Irreducible Fractions

Given a natural number ( n ), find all irreducible fractions ( \frac{a}{b} ) satisfying ( 1 \leq b \leq n ) and ( 0 \leq \frac{a}{b} \leq 1 ). A fraction ( \frac{a}{b} ) is in simplest form if ( \gcd(a,b)=1 ) (note that for ( a=0 ), by convention ( \gcd(0,b)=b ), so the only valid zero fraction is ( \frac{0}{1} )). Output the fractions in increasing order of their numerical value.

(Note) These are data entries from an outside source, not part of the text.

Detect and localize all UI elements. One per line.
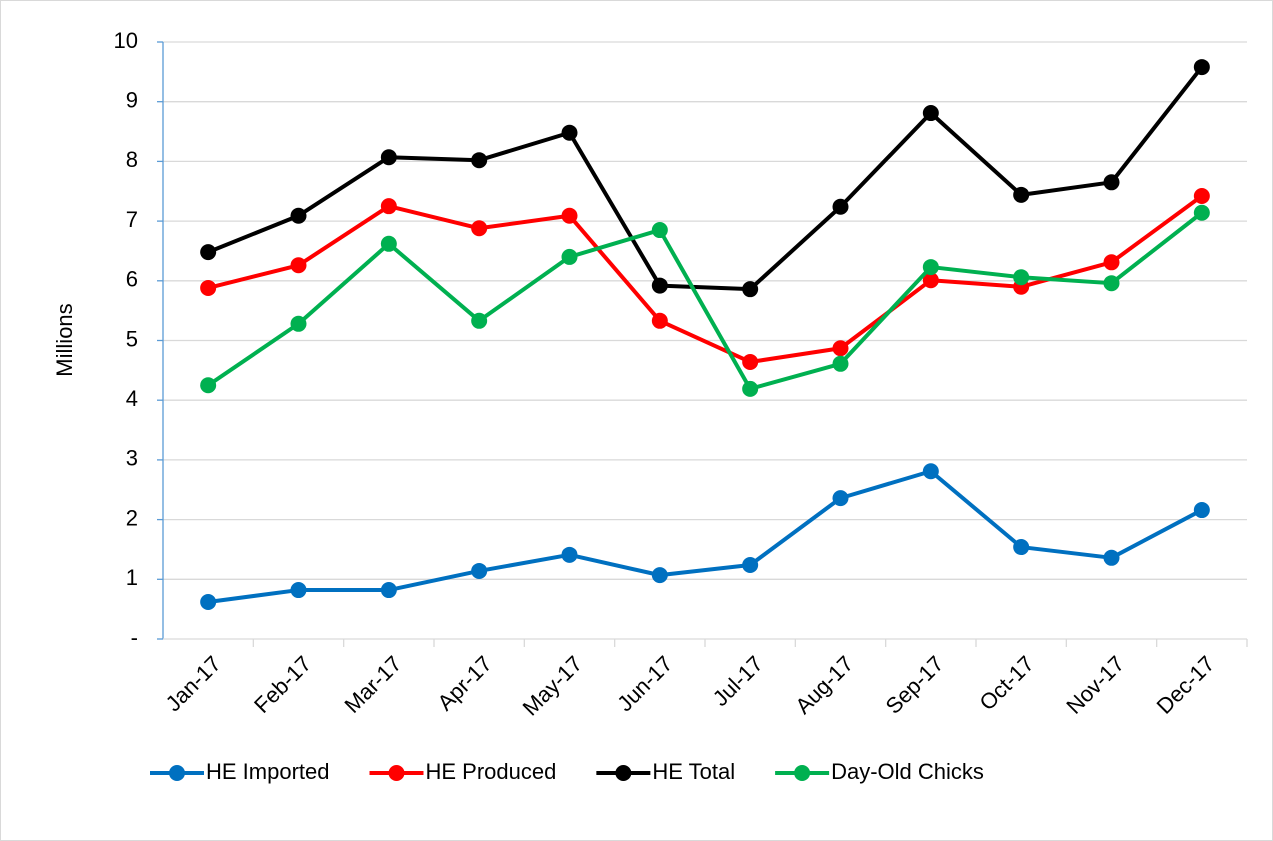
point <box>922 272 939 289</box>
point <box>561 207 578 224</box>
point <box>832 198 849 215</box>
point <box>742 281 759 298</box>
point <box>561 248 578 265</box>
y-tick-label: 4 <box>126 386 138 411</box>
point <box>200 377 217 394</box>
point <box>200 593 217 610</box>
point <box>1193 59 1210 76</box>
point <box>651 222 668 239</box>
y-tick-label: 2 <box>126 505 138 530</box>
point <box>742 380 759 397</box>
point <box>471 562 488 579</box>
point <box>380 149 397 166</box>
y-tick-label: 1 <box>126 565 138 590</box>
y-tick-label: 3 <box>126 446 138 471</box>
point <box>380 582 397 599</box>
point <box>561 124 578 141</box>
y-tick-label: 10 <box>114 28 138 53</box>
point <box>1103 174 1120 191</box>
point <box>380 235 397 252</box>
point <box>200 244 217 261</box>
point <box>1103 254 1120 271</box>
point <box>1193 188 1210 205</box>
point <box>1193 204 1210 221</box>
y-axis-label: Millions <box>52 303 77 376</box>
point <box>651 277 668 294</box>
y-tick-label: 7 <box>126 207 138 232</box>
legend-marker <box>169 765 185 781</box>
point <box>651 567 668 584</box>
legend-label: Day-Old Chicks <box>831 759 984 784</box>
point <box>1193 502 1210 519</box>
point <box>561 546 578 563</box>
point <box>471 220 488 237</box>
y-tick-label: 6 <box>126 267 138 292</box>
point <box>290 257 307 274</box>
y-tick-label: 5 <box>126 326 138 351</box>
point <box>651 312 668 329</box>
point <box>832 490 849 507</box>
legend-marker <box>615 765 632 781</box>
point <box>832 355 849 372</box>
y-tick-label: 8 <box>126 147 138 172</box>
point <box>290 207 307 224</box>
point <box>922 259 939 276</box>
legend-marker <box>794 765 811 781</box>
point <box>290 315 307 332</box>
point <box>380 198 397 215</box>
point <box>1013 269 1030 286</box>
point <box>922 105 939 122</box>
point <box>200 279 217 296</box>
point <box>1103 275 1120 292</box>
point <box>922 463 939 480</box>
point <box>1013 186 1030 203</box>
series-line <box>207 65 1204 292</box>
point <box>471 152 488 169</box>
point <box>742 556 759 573</box>
y-tick-label: - <box>131 625 138 650</box>
legend-label: HE Imported <box>206 759 330 784</box>
point <box>290 582 307 599</box>
y-tick-label: 9 <box>126 88 138 113</box>
point <box>742 353 759 370</box>
point <box>1103 549 1120 566</box>
point <box>1013 539 1030 556</box>
legend-label: HE Produced <box>426 759 557 784</box>
point <box>471 312 488 329</box>
series-line <box>207 211 1204 391</box>
legend-marker <box>388 765 405 781</box>
series-line <box>207 194 1204 364</box>
series-line <box>207 469 1203 604</box>
legend-label: HE Total <box>652 759 735 784</box>
point <box>832 340 849 357</box>
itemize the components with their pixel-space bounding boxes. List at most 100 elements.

For example, when ( n=5 ), the valid fractions are:
( \frac{0}{1},\ \frac{1}{5},\ \frac{1}{4},\ \frac{1}{3},\ \frac{2}{5},\ \frac{1}{2},\ \frac{3}{5},\ \frac{2}{3},\ \frac{3}{4},\ \frac{4}{5},\ \frac{1}{1} )

inputFormat

The input consists of a single natural number ( n ) (( n \geq 1 )).

outputFormat

Output all valid irreducible fractions in increasing order of their value. Each fraction should be printed on a separate line in the form ( \frac{a}{b} ) (i.e. as a/b).

sample

1

0/1
1/1